Friday, January 1, 1999

PENEBUSAN DOSA


PENEBUSAN DOSA


Aku berjalan di sebuah lorong yang remang-remang. Dua orang sipir menemaniku menuju sebuah gerbang. Perlahan, gerbang yang pernah kulewati delapan tahun lalu itu terbuka. Mentari pagi tersenyum padaku. Sinarnya terasa lebih berharga dari hari-hari biasanya. Aku menghirup udara dalam-dalam. Meskipun udara yang kuhirup sama setiap hari,udara di luar bui terasa menghangatkan jiwaku yang beku.

”Selamat jalan, Bung. Jalani hidupmu dengan lebih baik,”ucap salah seorang sipir.

”Dan ingat, jangan pernah kembali kesini,” tambah temannya.

”Memangnya siapa yang mau kembali,” kataku....dalam hati. Hanya keledailah yang jatuh ke lubang yang sama untuk kedua kalinya. Tapi sekarang banyak orang yang lebih bodoh dari keledai.

Dua orang sipir itu masuk dan gerbang besar itu tertutup kembali. Aku melepaskan pandanganku ke segala penjuru. Tak ada seorangpun yang datang untuk menjemputku. Hanya pepohonan yang melambai-lambaikan daunnya menyambut kebebasanku. Aku melangkah membawa satu tujuan, mencari kedua orang tuaku dan menebus segala kesalahanku.

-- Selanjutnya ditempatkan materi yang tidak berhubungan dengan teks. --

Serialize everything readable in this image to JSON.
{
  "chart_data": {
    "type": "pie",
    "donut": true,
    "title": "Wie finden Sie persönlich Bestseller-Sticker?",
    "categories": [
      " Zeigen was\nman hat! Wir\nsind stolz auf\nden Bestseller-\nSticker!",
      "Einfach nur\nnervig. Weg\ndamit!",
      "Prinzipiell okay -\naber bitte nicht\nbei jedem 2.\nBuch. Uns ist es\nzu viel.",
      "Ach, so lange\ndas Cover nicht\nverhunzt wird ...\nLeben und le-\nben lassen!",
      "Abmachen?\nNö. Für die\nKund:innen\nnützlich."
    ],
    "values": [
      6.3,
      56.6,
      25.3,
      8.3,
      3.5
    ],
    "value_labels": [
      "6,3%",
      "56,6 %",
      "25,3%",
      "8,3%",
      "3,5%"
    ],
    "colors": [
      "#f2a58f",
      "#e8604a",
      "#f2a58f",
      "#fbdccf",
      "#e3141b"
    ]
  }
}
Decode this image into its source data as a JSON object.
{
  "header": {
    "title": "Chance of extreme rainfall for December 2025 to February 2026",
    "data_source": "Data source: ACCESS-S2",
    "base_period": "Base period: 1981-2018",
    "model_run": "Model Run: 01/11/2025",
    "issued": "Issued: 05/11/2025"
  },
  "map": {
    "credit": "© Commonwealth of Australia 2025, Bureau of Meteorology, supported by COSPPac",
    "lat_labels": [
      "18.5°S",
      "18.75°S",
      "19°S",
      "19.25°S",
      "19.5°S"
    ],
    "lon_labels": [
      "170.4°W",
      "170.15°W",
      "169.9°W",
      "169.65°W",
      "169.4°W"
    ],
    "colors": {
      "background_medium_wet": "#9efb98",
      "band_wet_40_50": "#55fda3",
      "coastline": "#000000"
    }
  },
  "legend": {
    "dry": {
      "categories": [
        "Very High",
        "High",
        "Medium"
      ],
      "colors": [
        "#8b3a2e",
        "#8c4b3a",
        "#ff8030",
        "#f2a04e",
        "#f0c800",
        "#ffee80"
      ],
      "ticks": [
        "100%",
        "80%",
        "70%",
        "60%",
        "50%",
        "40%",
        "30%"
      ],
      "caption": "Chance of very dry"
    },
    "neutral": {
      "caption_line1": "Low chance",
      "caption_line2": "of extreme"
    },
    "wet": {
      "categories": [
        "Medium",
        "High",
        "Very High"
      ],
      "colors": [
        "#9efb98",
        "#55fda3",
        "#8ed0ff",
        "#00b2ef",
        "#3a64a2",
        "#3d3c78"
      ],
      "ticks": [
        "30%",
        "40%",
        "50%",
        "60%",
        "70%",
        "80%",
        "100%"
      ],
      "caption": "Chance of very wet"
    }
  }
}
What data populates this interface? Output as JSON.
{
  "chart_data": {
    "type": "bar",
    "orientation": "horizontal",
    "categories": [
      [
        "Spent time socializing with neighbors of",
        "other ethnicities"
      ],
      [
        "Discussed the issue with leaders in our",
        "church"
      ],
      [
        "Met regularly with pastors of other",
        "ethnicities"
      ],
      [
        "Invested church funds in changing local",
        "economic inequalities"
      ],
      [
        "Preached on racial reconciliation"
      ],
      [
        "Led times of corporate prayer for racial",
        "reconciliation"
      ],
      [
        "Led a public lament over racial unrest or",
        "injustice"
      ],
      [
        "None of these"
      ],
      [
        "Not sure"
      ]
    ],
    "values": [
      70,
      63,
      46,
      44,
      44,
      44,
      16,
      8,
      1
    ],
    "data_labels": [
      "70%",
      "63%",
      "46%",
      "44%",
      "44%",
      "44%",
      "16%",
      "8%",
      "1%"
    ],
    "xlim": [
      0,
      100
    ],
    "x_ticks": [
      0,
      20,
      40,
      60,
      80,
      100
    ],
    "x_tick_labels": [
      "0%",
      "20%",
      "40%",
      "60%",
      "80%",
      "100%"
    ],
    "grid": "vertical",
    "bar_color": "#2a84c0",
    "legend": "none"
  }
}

Kenangan kelam itu kembali terbayang di pelupuk mataku. Dulu keluargaku adalah keluarga yang cukup mapan dari segi ekonomi. Aku anak tertua dari dua bersaudara. Keluargaku termasuk keluarga yang taat beragama. Kehidupan pribadiku berubah saat kakiku menginjak dunia kampus. Pergaulanku dengan hamba-hamba syetan membuatku jauh dari pencipta alam semesta. Aku mulai lupa kehidupan beragama. Narkoba dan miras mulai meracuni tubuhku namun aku tidak menyadarinya. Kebiasaanku itu mulai merongrong ekonomi keluargaku. Aku seperti orang gila (crazy,red). Aku tidak lagi mendengar (bukannya tuli,red) nasehat-nasehat kedua orang tuaku. Keadaan makin parah saat adikku jatuh sakit. Keuangan kami tidak memungkinkan mengobati penyakitnya. Akhirnya adikku kembali kepangkuan-Nya. Anehnya, aku tidak bisa mengalirkan air mata saat pemakamannya. Penguburan adikku bersamaan dengan penguburanku dalam pandangan orang tuaku. Mereka tidak lagi menghiraukanku. Hidupku kacau balau.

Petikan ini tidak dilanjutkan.